RESOLUTIONS PASSED AT YIT CORPORATION'S ANNUAL GENERAL MEETING
March 8, 2001, YIT Corporation's Annual General Meeting adopted the 2000 financial statements and discharged the accountable parties from liability. A dividend of EUR 0.75 will be paid per share, or a total of EUR 22.0 million. The record date is March 13, 2001, and the dividend payout will begin on March 20, 2001. The Annual General Meeting also took decisions on the composition of the Board of Directors, the auditor, amending Article 8 of the Articles of Association, the purchase of the company's own shares (share buyback) and authorizing the Board of Directors to decide on the disposal of the company's own shares.
Election of the Board of Directors and the Auditor
The Annual General Meeting confirmed that the number of Board members shall be set at seven. It was decided to elect the following persons to seats on the company's Board of Directors: Ilkka Brotherus, Eino Halonen, Reino Hanhinen, Asmo Kalpala, Mikko Kivimäki, Teuvo Salminen and Antti Tanskanen.
The Annual General Meeting decided to elect SVH Pricewaterhouse-Coopers Oy, Authorized Public Accountants, as the company's auditor responsible for auditing the company's administration and accounts during the current financial period. SVH Pricewaterhouse-Coopers has appointed Pekka Nikula, M.Sc. (Econ.), Authorized Public Accountant, as chief auditor.
Amendment to Article 8 of the Articles of Association
The Annual General Meeting unanimously decided to approve the amendment to Article 8 of the Articles of Association in accordance with the proposal by the Board of Directors. The amendment is based on the change in the Companies Act which came into force on January 1, 2001. The amended section reads as follows: "In order to be entitled to attend the Annual General Meeting, the shareholder shall notify the company, not later than on the date specified in the invitation to the meeting, which date may be at the earliest ten days before the meeting." In other respects, the Article remains unaltered.
Purchasing of the company's own shares (share buyback)
The Annual General Meeting unanimously decided to purchase a minimum of 200 to a maximum of 700,000 of the company's own shares with distributable shareholders' equity in accordance with the proposal by the Board of Directors. The Board's proposal was made public in a stock exchange release at 8:15 on February 9, 2001.

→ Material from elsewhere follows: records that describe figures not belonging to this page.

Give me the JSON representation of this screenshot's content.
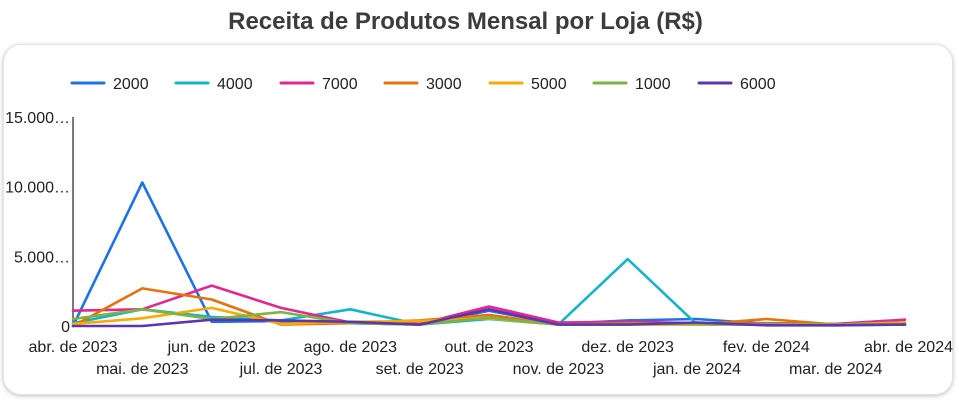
{
  "chart_data": {
    "type": "line",
    "title": "Receita de Produtos Mensal por Loja (R$)",
    "xlabel": "",
    "ylabel": "",
    "ylim": [
      0,
      15000
    ],
    "y_ticks": [
      {
        "value": 0,
        "label": "0"
      },
      {
        "value": 5000,
        "label": "5.000…"
      },
      {
        "value": 10000,
        "label": "10.000…"
      },
      {
        "value": 15000,
        "label": "15.000…"
      }
    ],
    "categories": [
      "abr. de 2023",
      "mai. de 2023",
      "jun. de 2023",
      "jul. de 2023",
      "ago. de 2023",
      "set. de 2023",
      "out. de 2023",
      "nov. de 2023",
      "dez. de 2023",
      "jan. de 2024",
      "fev. de 2024",
      "mar. de 2024",
      "abr. de 2024"
    ],
    "legend_position": "top-left",
    "series": [
      {
        "name": "2000",
        "color": "#1a73e8",
        "values": [
          0,
          10300,
          300,
          350,
          200,
          100,
          1100,
          150,
          400,
          500,
          150,
          100,
          150
        ]
      },
      {
        "name": "4000",
        "color": "#12b5cb",
        "values": [
          200,
          1200,
          650,
          400,
          1200,
          100,
          500,
          100,
          4800,
          100,
          100,
          50,
          100
        ]
      },
      {
        "name": "7000",
        "color": "#e52592",
        "values": [
          1100,
          1200,
          2900,
          1300,
          250,
          150,
          1400,
          250,
          300,
          200,
          200,
          150,
          450
        ]
      },
      {
        "name": "3000",
        "color": "#e8710a",
        "values": [
          0,
          2700,
          1900,
          100,
          200,
          400,
          800,
          100,
          200,
          100,
          500,
          100,
          150
        ]
      },
      {
        "name": "5000",
        "color": "#f9ab00",
        "values": [
          150,
          550,
          1300,
          150,
          300,
          350,
          550,
          100,
          100,
          100,
          150,
          100,
          250
        ]
      },
      {
        "name": "1000",
        "color": "#7cb342",
        "values": [
          500,
          1200,
          500,
          1000,
          200,
          100,
          600,
          100,
          150,
          150,
          150,
          100,
          150
        ]
      },
      {
        "name": "6000",
        "color": "#5e35b1",
        "values": [
          0,
          0,
          450,
          400,
          300,
          100,
          1200,
          100,
          100,
          250,
          50,
          50,
          100
        ]
      }
    ]
  }
}
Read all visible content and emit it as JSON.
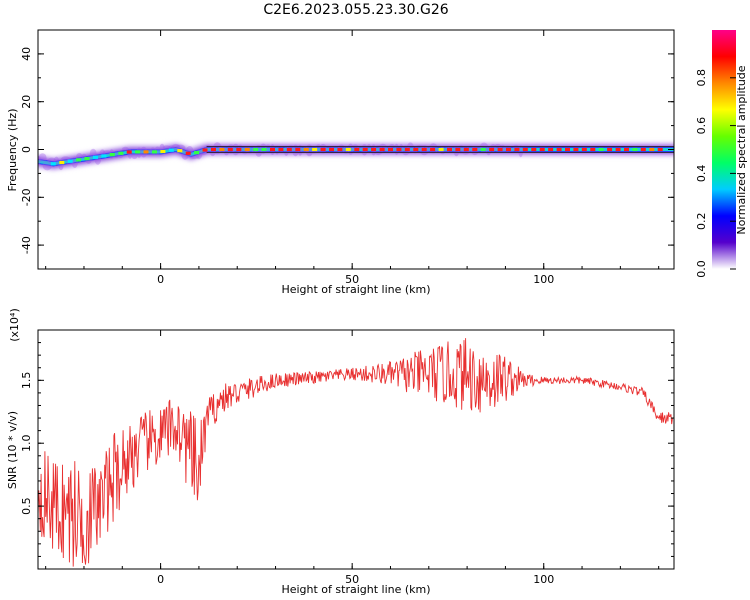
{
  "title": "C2E6.2023.055.23.30.G26",
  "chart_data": [
    {
      "type": "heatmap",
      "title": "C2E6.2023.055.23.30.G26",
      "xlabel": "Height of straight line (km)",
      "ylabel": "Frequency (Hz)",
      "xlim": [
        -32,
        134
      ],
      "ylim": [
        -50,
        50
      ],
      "xticks": [
        "0",
        "50",
        "100"
      ],
      "yticks": [
        "-40",
        "-20",
        "0",
        "20",
        "40"
      ],
      "colorbar": {
        "label": "Normalized spectral amplitude",
        "range": [
          0.0,
          1.0
        ],
        "ticks": [
          "0.0",
          "0.2",
          "0.4",
          "0.6",
          "0.8"
        ],
        "colormap": [
          "#ffffff",
          "#5500cc",
          "#0000ff",
          "#00ccff",
          "#00ff66",
          "#66ff00",
          "#ffff00",
          "#ff8800",
          "#ff0000",
          "#ff0088"
        ]
      },
      "ridge": {
        "x": [
          -32,
          -28,
          -24,
          -20,
          -16,
          -12,
          -8,
          -4,
          0,
          4,
          8,
          12,
          20,
          40,
          60,
          80,
          100,
          120,
          134
        ],
        "frequency": [
          -5,
          -6,
          -5,
          -4,
          -3,
          -2,
          -1,
          -1,
          -1,
          0,
          -2,
          0,
          0,
          0,
          0,
          0,
          0,
          0,
          0
        ]
      }
    },
    {
      "type": "line",
      "xlabel": "Height of straight line (km)",
      "ylabel": "SNR (10 * v/v)",
      "yscale_label": "(x10⁴)",
      "xlim": [
        -32,
        134
      ],
      "ylim": [
        0.0,
        1.9
      ],
      "xticks": [
        "0",
        "50",
        "100"
      ],
      "yticks": [
        "0.5",
        "1.0",
        "1.5"
      ],
      "color": "#e83030",
      "series": [
        {
          "x": [
            -32,
            -28,
            -24,
            -20,
            -16,
            -12,
            -8,
            -4,
            0,
            4,
            8,
            10,
            12,
            16,
            20,
            25,
            30,
            40,
            50,
            60,
            70,
            80,
            85,
            90,
            95,
            100,
            110,
            120,
            126,
            130,
            134
          ],
          "values": [
            0.65,
            0.5,
            0.45,
            0.4,
            0.5,
            0.75,
            0.9,
            1.0,
            1.05,
            1.15,
            0.9,
            0.75,
            1.2,
            1.35,
            1.4,
            1.45,
            1.5,
            1.52,
            1.55,
            1.55,
            1.55,
            1.55,
            1.5,
            1.52,
            1.5,
            1.5,
            1.5,
            1.45,
            1.4,
            1.2,
            1.2
          ],
          "noise": [
            0.35,
            0.4,
            0.45,
            0.45,
            0.35,
            0.35,
            0.3,
            0.25,
            0.25,
            0.25,
            0.35,
            0.4,
            0.15,
            0.12,
            0.1,
            0.08,
            0.06,
            0.05,
            0.05,
            0.1,
            0.22,
            0.3,
            0.3,
            0.2,
            0.06,
            0.03,
            0.03,
            0.03,
            0.04,
            0.05,
            0.05
          ]
        }
      ]
    }
  ]
}
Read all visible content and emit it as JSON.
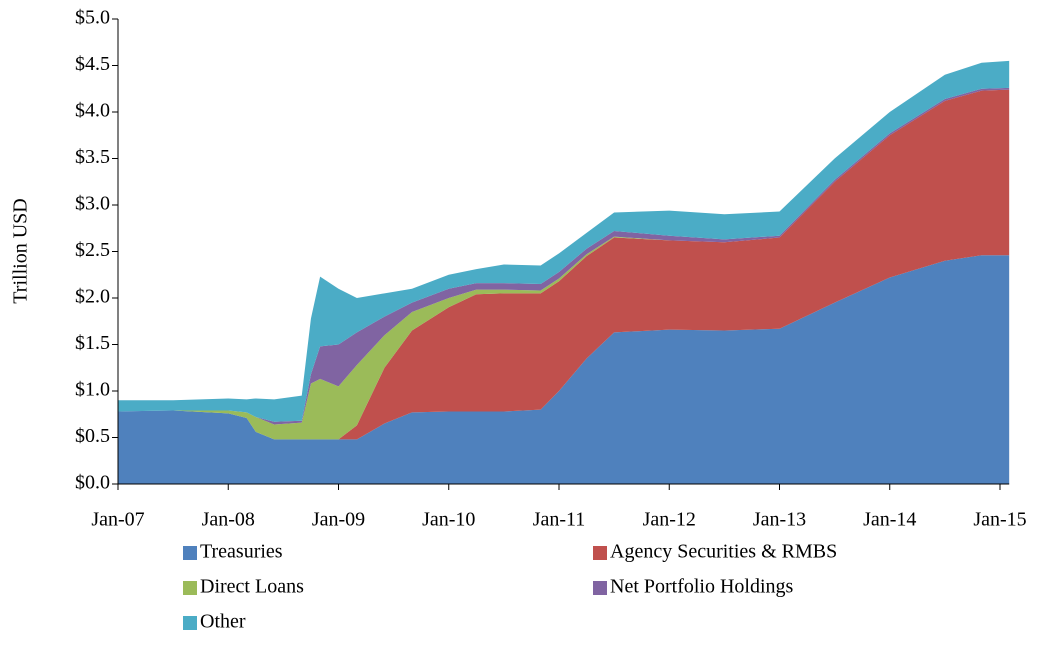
{
  "chart_data": {
    "type": "stacked-area",
    "y_label": "Trillion USD",
    "x": [
      "Jan-07",
      "Jul-07",
      "Jan-08",
      "Mar-08",
      "Apr-08",
      "Jun-08",
      "Sep-08",
      "Oct-08",
      "Nov-08",
      "Jan-09",
      "Mar-09",
      "Jun-09",
      "Sep-09",
      "Jan-10",
      "Apr-10",
      "Jul-10",
      "Nov-10",
      "Jan-11",
      "Apr-11",
      "Jul-11",
      "Jan-12",
      "Jul-12",
      "Jan-13",
      "Jul-13",
      "Jan-14",
      "Jul-14",
      "Nov-14",
      "Feb-15"
    ],
    "xticks": [
      "Jan-07",
      "Jan-08",
      "Jan-09",
      "Jan-10",
      "Jan-11",
      "Jan-12",
      "Jan-13",
      "Jan-14",
      "Jan-15"
    ],
    "ylim": [
      0,
      5
    ],
    "yticks": [
      {
        "value": 0,
        "label": "$0.0"
      },
      {
        "value": 0.5,
        "label": "$0.5"
      },
      {
        "value": 1,
        "label": "$1.0"
      },
      {
        "value": 1.5,
        "label": "$1.5"
      },
      {
        "value": 2,
        "label": "$2.0"
      },
      {
        "value": 2.5,
        "label": "$2.5"
      },
      {
        "value": 3,
        "label": "$3.0"
      },
      {
        "value": 3.5,
        "label": "$3.5"
      },
      {
        "value": 4,
        "label": "$4.0"
      },
      {
        "value": 4.5,
        "label": "$4.5"
      },
      {
        "value": 5,
        "label": "$5.0"
      }
    ],
    "series": [
      {
        "name": "Treasuries",
        "color": "#4f81bd",
        "values": [
          0.78,
          0.79,
          0.76,
          0.71,
          0.56,
          0.48,
          0.48,
          0.48,
          0.48,
          0.48,
          0.48,
          0.65,
          0.77,
          0.78,
          0.78,
          0.78,
          0.8,
          1.0,
          1.35,
          1.63,
          1.66,
          1.65,
          1.67,
          1.95,
          2.22,
          2.4,
          2.46,
          2.46
        ]
      },
      {
        "name": "Agency Securities & RMBS",
        "color": "#c0504d",
        "values": [
          0,
          0,
          0,
          0,
          0,
          0,
          0,
          0,
          0,
          0,
          0.15,
          0.6,
          0.88,
          1.12,
          1.26,
          1.27,
          1.25,
          1.18,
          1.1,
          1.02,
          0.96,
          0.95,
          0.98,
          1.3,
          1.53,
          1.72,
          1.77,
          1.78
        ]
      },
      {
        "name": "Direct Loans",
        "color": "#9bbb59",
        "values": [
          0,
          0,
          0.03,
          0.06,
          0.16,
          0.16,
          0.18,
          0.6,
          0.65,
          0.57,
          0.65,
          0.35,
          0.2,
          0.1,
          0.05,
          0.04,
          0.03,
          0.03,
          0.02,
          0.01,
          0,
          0,
          0,
          0,
          0,
          0,
          0,
          0
        ]
      },
      {
        "name": "Net Portfolio Holdings",
        "color": "#8064a2",
        "values": [
          0,
          0,
          0,
          0,
          0,
          0.03,
          0.02,
          0.1,
          0.35,
          0.45,
          0.35,
          0.2,
          0.1,
          0.1,
          0.07,
          0.07,
          0.07,
          0.07,
          0.06,
          0.06,
          0.05,
          0.03,
          0.02,
          0.02,
          0.02,
          0.02,
          0.02,
          0.02
        ]
      },
      {
        "name": "Other",
        "color": "#4bacc6",
        "values": [
          0.12,
          0.11,
          0.13,
          0.14,
          0.2,
          0.24,
          0.27,
          0.6,
          0.75,
          0.6,
          0.37,
          0.25,
          0.15,
          0.15,
          0.15,
          0.2,
          0.2,
          0.2,
          0.17,
          0.2,
          0.27,
          0.27,
          0.26,
          0.23,
          0.23,
          0.26,
          0.28,
          0.29
        ]
      }
    ]
  }
}
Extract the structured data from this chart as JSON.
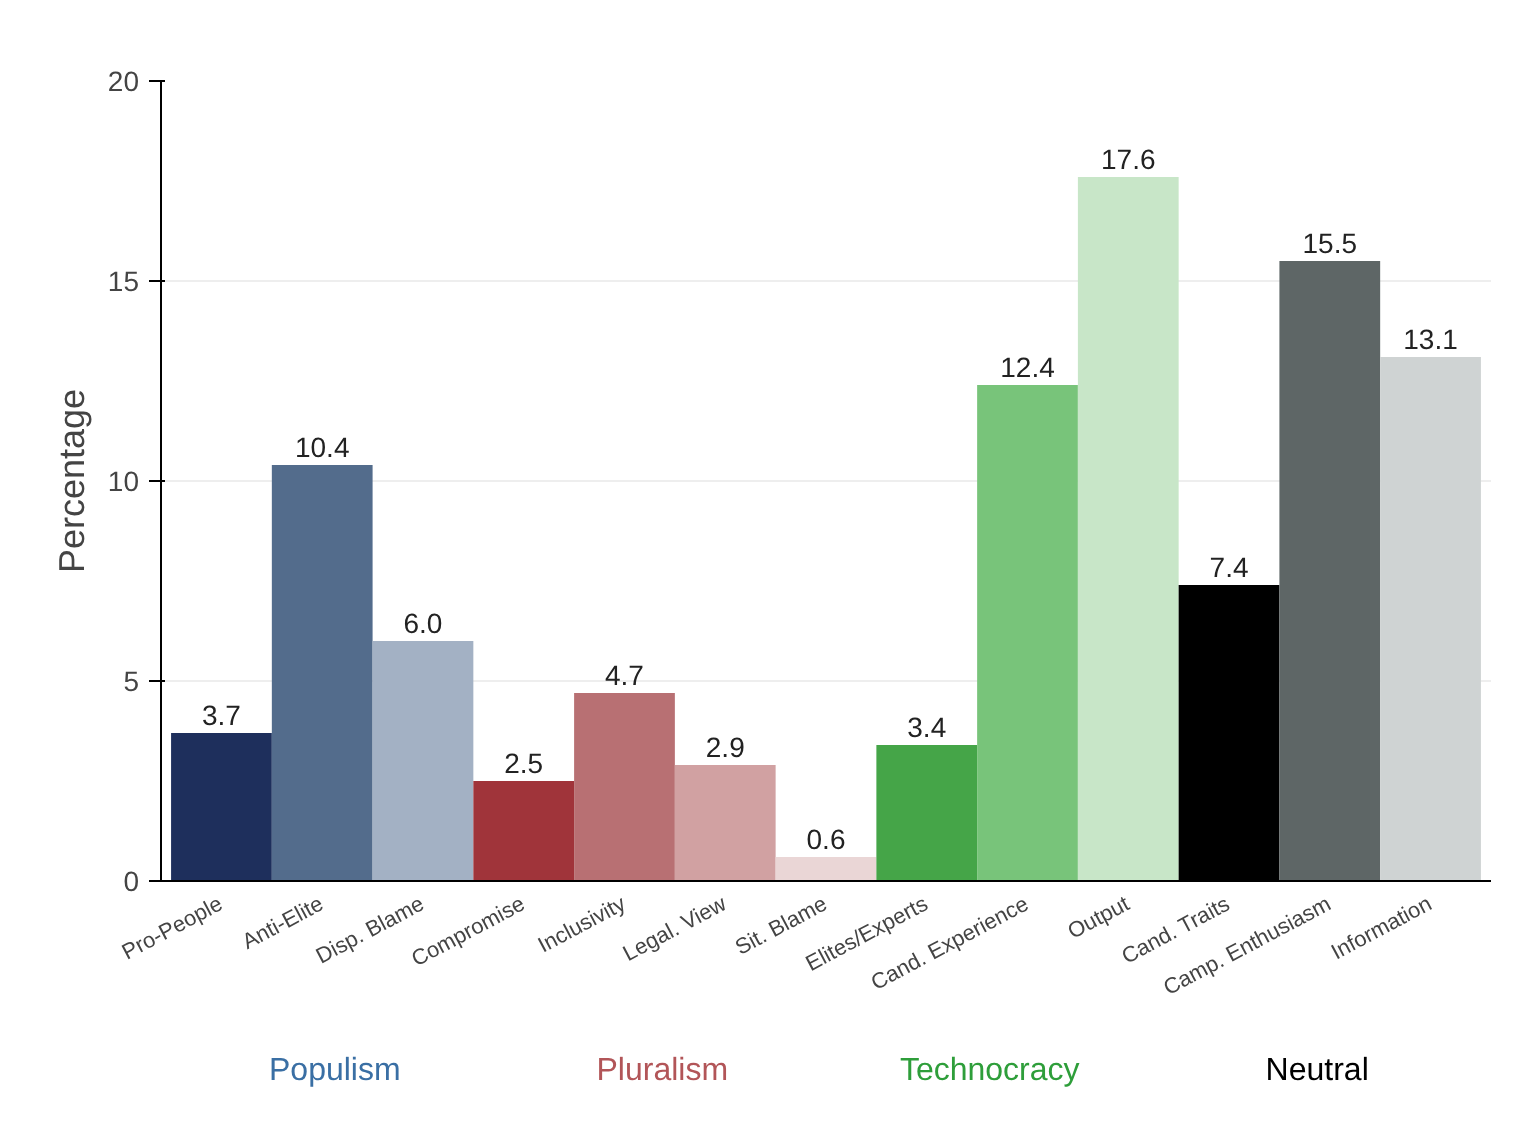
{
  "chart_data": {
    "type": "bar",
    "ylabel": "Percentage",
    "categories": [
      "Pro-People",
      "Anti-Elite",
      "Disp. Blame",
      "Compromise",
      "Inclusivity",
      "Legal. View",
      "Sit. Blame",
      "Elites/Experts",
      "Cand. Experience",
      "Output",
      "Cand. Traits",
      "Camp. Enthusiasm",
      "Information"
    ],
    "values": [
      3.7,
      10.4,
      6.0,
      2.5,
      4.7,
      2.9,
      0.6,
      3.4,
      12.4,
      17.6,
      7.4,
      15.5,
      13.1
    ],
    "colors": [
      "#1e2f5c",
      "#536c8c",
      "#a3b1c4",
      "#a0343a",
      "#b87073",
      "#d1a1a2",
      "#ead6d6",
      "#45a548",
      "#78c47a",
      "#c8e6c8",
      "#000000",
      "#5e6666",
      "#cfd3d3"
    ],
    "value_labels": [
      "3.7",
      "10.4",
      "6.0",
      "2.5",
      "4.7",
      "2.9",
      "0.6",
      "3.4",
      "12.4",
      "17.6",
      "7.4",
      "15.5",
      "13.1"
    ],
    "ylim": [
      0,
      20
    ],
    "yticks": [
      0,
      5,
      10,
      15,
      20
    ],
    "grid": "y",
    "annotations": [
      "Populism",
      "Pluralism",
      "Technocracy",
      "Neutral"
    ]
  }
}
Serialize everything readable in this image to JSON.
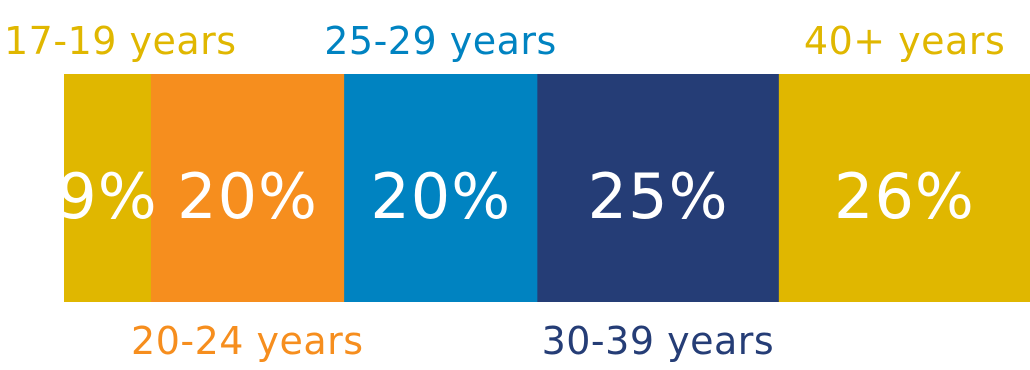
{
  "chart_data": {
    "type": "bar",
    "stacked": true,
    "orientation": "horizontal",
    "unit": "%",
    "categories": [
      "17-19 years",
      "20-24 years",
      "25-29 years",
      "30-39 years",
      "40+ years"
    ],
    "values": [
      9,
      20,
      20,
      25,
      26
    ],
    "value_labels": [
      "9%",
      "20%",
      "20%",
      "25%",
      "26%"
    ],
    "colors": [
      "#E0B700",
      "#F68E1E",
      "#0083C1",
      "#253D76",
      "#E0B700"
    ],
    "label_positions": [
      "top",
      "bottom",
      "top",
      "bottom",
      "top"
    ]
  }
}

Authorizing the Board of Directors to decide on the disposal of the company's own shares
The Annual General Meeting unanimously resolved to authorize the Board of Directors to decide on the disposal of a maximum of 797,300 of its own shares which have been previously acquired by the company or will be acquired for the company on the basis of the decision described above in such a manner and for such purposes as are meant in the proposal by the Board of Directors.
It was noted that the Board of Directors had, on February 26, 2001, transferred 660,000 of its own shares as part of the purchase price of Calor AB on the basis of the authorization granted to the Board of Directors by the Annual General Meeting on March 6, 2000, and that thus the company holds 97,300 of its own shares. The Board's proposal was made public in a stock exchange release at 8:15 on February 9, 2001.